Victoriano was so depressed that he felt a presentiment of never more seeing Clarence. He looked at the two horses as if they were a last token of his friendship, and he hurried out of the stable and out of town quickly, to be alone with the silent moon and his own thoughts; his thoughts of Alice, of Clarence and Mercedes going with him, as he drove home. But Victoriano's thoughts of those three interesting persons were shared by many others.
Don Mariano and Doña Josefa sat by Mercedes' bedside. Her heavy slumber began to alarm them. She lay motionless, with closed eyelids, but she was not sleeping, for she would open her eyes when they spoke to her.
About midnight Doña Josefa asked her if she had been sleeping. She shook her head and whispered:
“I am waiting for Clarence. He is coming, sitting on a water lily. I see him. I am waiting.”
The look of dismay that Doña Josefa exchanged with her husband, revealed to each other their terrible anxiety and dread.
“We must wait for Victoriano, and if Clarence does not come, then we must send for a doctor,” Don Mariano whispered.
But Mercedes heard him, and said, scarcely audibly: “He will come. I am waiting. He loves me. He don't want to kill me.”

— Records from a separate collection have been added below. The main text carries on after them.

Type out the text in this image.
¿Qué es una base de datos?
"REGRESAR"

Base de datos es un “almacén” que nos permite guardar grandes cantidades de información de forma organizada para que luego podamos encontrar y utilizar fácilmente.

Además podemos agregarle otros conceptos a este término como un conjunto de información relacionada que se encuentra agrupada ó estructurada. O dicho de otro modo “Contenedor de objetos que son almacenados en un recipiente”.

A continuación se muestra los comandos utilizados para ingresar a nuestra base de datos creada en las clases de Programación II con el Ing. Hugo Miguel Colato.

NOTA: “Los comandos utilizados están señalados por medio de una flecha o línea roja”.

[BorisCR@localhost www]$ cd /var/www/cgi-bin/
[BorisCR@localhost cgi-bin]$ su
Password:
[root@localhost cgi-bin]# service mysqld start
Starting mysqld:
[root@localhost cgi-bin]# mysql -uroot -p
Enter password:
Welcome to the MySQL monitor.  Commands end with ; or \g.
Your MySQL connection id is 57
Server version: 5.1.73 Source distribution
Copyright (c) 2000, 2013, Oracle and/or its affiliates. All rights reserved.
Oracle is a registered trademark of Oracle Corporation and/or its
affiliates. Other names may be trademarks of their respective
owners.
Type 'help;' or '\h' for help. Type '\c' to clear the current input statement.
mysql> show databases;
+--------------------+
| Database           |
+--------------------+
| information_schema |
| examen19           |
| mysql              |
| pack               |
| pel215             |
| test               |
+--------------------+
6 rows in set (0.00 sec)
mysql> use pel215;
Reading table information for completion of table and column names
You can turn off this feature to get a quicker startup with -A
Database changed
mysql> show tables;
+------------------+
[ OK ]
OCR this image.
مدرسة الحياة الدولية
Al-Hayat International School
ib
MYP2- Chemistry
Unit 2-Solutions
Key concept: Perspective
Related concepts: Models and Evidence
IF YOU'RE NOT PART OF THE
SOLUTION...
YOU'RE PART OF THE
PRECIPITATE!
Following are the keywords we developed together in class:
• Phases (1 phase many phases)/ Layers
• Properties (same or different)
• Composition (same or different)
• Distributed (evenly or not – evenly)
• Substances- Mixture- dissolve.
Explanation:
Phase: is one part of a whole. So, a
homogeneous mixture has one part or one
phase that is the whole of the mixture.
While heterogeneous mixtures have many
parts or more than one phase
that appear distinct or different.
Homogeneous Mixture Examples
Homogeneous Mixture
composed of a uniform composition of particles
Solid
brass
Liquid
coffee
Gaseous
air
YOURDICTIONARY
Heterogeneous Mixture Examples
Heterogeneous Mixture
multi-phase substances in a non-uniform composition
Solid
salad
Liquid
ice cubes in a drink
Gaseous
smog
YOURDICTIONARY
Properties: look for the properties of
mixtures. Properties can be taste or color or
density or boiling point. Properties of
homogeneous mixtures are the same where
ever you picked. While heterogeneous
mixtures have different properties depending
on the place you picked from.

When Victoriano arrived it was near daylight, but Don Mariano was up and came out to meet him. Seeing the phæton with only one occupant, he knew the sad truth. Victoriano gave him Clarence's letter, which he read with the keenest regret, feeling that if he had stayed at home, as Mercedes had begged, Clarence would not have felt compelled to go, but would have been made happy under that roof, as he deserved to be. Vain regrets now. He was gone, and there was nothing to be done but wait until he arrived at San Francisco. It would only be a matter of three days, Don Mariano tried to argue to himself, but the experiences of the last two days had taught him how much mischief might be effected in a very short space of time.
When he returned to Mercedes' room he found that she was sleeping, but her sleep was restless, and now a high fever had set in. Her cheeks were like red roses, and her pulse beat with telegraphic velocity. She moaned and moved her head, as if it pained her, but did not awake. It was evident that a doctor must be sent for immediately.
Victoriano never drove or rode past Darrell's house without looking at a certain window next to that of Clarence's room. As he came from town now, before driving into the court of his own house, he looked towards the well-known window. His heart beat with alarm, seeing a light through the shutters. Alice must be ill, he thought, and that light has been burning all night. The lover's heart had guessed the truth. Alice was ill with a raging fever, and when daylight came, instead of the fever passing off, as Mrs. Darrell had hoped, she became delirious.